Le terribili conseguenze
Smith e Carlos esclusi dalla squadra, espulsi dalle olimpiadi e banditi per la vita. Le loro vite distrutte al tal punto che, più tardi, la moglie di Carlos si suicidò. La punizione inflitta a Peter fu meno drammatica ma egualmente distruttiva. Proveniente da una famiglia conservatrice in un paese che attuava una di immigrazione riservata ai soli bianchi, la posizione di Norman causò una tempesta. L’odio di gran parte dell’establishment australiano e dei media lo colpì duramente. Nonostante fosse il favorito per l’oro e qualificato 13 volte per i 200 metri piani e 5 volte per i 100, fu escluso dai giochi olimpici di Monaco del 1972 e dalla possibilità di vincere l’oro. Per la prima volta nella storia l’Australia non ebbe nessun velocista alle Olimpiadi.
Un eroe dimenticato
Ai giochi olimpici del 2000 in Australia Peter non fu nemmeno invitato. Il più grande velocista australiano di sempre, il cui tempo di 20 secondi netti a Città del Messico gli sarebbe valso la medaglia d’oro a Sidney ed avrebbe resistito come record australiano per quasi 40 anni, non fu invitato dalle autorità olimpiche australiane alla finale dei 200 metri piani. Fu invece invitato dalla squadra americana che lo fece volare a Sidney trattandolo come gradito ospite.

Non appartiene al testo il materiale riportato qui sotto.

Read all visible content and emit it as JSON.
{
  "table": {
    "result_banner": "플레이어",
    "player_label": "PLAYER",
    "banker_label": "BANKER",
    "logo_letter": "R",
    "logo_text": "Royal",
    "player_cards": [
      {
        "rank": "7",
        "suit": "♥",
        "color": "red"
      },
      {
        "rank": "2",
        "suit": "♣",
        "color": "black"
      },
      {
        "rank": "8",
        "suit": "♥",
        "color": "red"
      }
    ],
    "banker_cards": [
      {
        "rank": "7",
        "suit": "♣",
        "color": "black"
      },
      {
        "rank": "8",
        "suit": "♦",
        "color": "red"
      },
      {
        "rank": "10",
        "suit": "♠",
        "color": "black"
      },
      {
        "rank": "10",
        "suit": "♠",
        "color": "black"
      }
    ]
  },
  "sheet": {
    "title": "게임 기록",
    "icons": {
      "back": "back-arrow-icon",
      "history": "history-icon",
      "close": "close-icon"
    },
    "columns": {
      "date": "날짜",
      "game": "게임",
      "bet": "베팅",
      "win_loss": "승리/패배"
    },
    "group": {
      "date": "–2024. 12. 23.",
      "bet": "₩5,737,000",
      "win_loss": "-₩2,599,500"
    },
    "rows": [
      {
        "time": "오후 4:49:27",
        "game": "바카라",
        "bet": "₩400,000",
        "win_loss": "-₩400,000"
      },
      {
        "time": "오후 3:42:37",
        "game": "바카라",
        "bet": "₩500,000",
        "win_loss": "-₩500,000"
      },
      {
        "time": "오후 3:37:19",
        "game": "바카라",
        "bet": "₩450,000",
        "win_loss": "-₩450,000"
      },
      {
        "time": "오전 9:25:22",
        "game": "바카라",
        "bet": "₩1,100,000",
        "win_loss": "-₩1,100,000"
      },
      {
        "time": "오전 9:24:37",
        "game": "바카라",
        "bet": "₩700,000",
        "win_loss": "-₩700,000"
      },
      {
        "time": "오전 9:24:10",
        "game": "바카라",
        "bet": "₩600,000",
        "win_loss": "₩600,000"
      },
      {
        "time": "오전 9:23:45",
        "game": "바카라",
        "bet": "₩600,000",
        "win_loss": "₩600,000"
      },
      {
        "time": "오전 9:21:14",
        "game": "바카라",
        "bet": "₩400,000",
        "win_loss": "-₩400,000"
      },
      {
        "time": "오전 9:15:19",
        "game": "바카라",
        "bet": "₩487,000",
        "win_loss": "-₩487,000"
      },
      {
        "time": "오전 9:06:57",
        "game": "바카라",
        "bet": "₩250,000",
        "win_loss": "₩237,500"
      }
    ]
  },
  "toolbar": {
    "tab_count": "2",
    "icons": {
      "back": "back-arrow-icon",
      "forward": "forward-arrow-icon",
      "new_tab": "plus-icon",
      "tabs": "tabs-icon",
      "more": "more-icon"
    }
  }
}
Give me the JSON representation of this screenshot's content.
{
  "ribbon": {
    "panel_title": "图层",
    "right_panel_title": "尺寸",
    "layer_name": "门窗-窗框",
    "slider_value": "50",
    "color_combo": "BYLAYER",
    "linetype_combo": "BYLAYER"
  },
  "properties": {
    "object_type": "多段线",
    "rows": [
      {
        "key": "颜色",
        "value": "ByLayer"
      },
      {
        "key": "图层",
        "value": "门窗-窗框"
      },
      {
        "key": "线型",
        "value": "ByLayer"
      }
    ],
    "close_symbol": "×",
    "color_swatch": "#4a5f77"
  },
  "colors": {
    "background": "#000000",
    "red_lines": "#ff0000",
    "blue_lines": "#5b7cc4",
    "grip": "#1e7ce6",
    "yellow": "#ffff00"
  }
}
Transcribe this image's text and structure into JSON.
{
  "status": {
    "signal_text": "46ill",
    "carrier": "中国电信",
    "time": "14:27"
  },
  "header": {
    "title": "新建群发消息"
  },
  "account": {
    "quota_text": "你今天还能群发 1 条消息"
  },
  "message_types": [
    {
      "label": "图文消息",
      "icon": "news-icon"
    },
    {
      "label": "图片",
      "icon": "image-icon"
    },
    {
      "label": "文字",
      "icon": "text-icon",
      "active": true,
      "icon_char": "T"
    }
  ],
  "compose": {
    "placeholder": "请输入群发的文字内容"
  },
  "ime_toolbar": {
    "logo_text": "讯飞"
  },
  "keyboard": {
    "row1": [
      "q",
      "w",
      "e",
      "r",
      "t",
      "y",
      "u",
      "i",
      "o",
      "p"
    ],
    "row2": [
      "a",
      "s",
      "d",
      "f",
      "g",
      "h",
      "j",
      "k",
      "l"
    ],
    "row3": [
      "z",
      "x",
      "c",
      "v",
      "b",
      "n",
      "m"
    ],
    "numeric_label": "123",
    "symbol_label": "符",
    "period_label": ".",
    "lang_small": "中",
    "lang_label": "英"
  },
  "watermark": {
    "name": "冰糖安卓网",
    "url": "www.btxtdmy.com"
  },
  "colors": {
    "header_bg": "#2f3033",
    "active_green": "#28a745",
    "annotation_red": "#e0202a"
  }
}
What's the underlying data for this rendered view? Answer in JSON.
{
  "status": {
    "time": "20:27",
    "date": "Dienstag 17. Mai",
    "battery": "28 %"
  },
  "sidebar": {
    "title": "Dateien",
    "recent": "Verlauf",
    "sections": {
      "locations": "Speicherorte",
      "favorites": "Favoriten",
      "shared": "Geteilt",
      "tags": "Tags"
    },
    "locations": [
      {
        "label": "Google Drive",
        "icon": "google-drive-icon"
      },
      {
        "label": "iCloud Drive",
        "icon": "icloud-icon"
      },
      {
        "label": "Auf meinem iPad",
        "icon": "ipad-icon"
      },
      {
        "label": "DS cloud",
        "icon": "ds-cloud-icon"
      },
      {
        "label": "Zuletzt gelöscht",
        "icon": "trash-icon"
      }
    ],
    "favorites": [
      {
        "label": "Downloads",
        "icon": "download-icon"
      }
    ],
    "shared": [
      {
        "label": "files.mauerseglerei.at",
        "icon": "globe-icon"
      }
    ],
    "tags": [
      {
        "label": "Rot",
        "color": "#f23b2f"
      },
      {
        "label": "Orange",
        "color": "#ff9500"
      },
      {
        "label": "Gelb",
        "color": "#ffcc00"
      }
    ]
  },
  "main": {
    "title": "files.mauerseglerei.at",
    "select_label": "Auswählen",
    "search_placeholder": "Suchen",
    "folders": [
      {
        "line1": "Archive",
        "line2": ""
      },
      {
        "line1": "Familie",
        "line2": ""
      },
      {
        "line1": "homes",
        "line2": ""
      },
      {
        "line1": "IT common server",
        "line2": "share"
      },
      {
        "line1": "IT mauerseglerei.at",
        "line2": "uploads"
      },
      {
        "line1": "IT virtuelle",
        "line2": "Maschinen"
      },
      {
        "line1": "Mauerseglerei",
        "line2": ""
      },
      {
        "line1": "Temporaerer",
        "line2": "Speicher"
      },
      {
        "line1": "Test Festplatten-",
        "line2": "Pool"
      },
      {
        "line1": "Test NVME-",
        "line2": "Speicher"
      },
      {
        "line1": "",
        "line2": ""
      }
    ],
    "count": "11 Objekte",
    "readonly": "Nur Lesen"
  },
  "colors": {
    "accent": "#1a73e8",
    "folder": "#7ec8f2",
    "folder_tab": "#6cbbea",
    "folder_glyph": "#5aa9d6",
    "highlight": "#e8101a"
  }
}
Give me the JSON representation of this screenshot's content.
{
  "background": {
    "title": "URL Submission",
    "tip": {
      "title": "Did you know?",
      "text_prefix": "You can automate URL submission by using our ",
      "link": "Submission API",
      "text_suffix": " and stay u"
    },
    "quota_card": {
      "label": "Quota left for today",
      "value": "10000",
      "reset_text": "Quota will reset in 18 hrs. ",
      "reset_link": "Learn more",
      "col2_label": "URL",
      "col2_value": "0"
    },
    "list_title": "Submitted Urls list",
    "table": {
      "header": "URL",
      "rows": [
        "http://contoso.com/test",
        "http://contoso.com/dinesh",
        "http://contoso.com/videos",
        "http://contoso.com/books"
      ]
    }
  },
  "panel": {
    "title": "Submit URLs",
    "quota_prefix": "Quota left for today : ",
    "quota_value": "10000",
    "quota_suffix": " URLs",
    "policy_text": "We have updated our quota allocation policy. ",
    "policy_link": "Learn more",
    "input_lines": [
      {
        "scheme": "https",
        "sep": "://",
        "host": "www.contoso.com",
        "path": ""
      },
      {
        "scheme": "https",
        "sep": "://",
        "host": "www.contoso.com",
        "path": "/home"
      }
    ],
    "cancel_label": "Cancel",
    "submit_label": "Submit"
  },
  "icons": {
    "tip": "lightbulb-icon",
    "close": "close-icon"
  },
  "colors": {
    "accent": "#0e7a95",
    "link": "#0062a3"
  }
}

Quale nipote di Peter Norman, Matt Norman ha potuto avere un rapporto molto stretto ed intimo con i tre protagonisti della storia riunendoli per la prima volta dopo quell’ottobre del 1968 e facendoli parlare dell’impatto che quell’evento ebbe sulle loro vite. Sfortunatamente un infarto colpì e uccise Peter Norman uccidendolo nell’ottobre del 2006, appena dopo aver visionato un primo montaggio del documentario. Smith e Carlos parteciparono al funerale portando la bara sulle loro spalle. Uno degli ultimi desideri di Peter Norman fu che questa storia venisse raccontata.
Un film necessario
Il regista Matt Norman ricorda: “non ho avuto nessun supporto dall’industria cinematografica e televisiva australiana né, tantomeno, dalle organizzazione sportive del mio paese. Ma ho avuto un grande aiuto dalla comunità afro americana che ama Peter appassionatamente“. Poi aggiunge: “è risaputo che Tommie Smith e John Carlos avevano opinioni diverse su quanto era accaduto quella notte del 16 ottobre 1968 a Città del Messico. Questa è la prima volta che tutti e tre i protagonisti di quella notte si sono seduti uno di fronte all’altro raccontandosi la vera storia di quanto accadde quella notte in Messico e, soprattutto, dopo. Anche se Peter non è più con noi, credo di aver dato una mano a chiarire un pezzo di storia del ‘900. Possiamo finalmente onorare il vero campione che Peter Norman è stato sia durante che dopo quella notte a Città del Messico“.
“Questo film è il mio Saluto al mio miglior amico, Peter Norman e credo gli restituirà il suo posto nella storia americana ed australiana quale incredibile atleta ed essere umano”.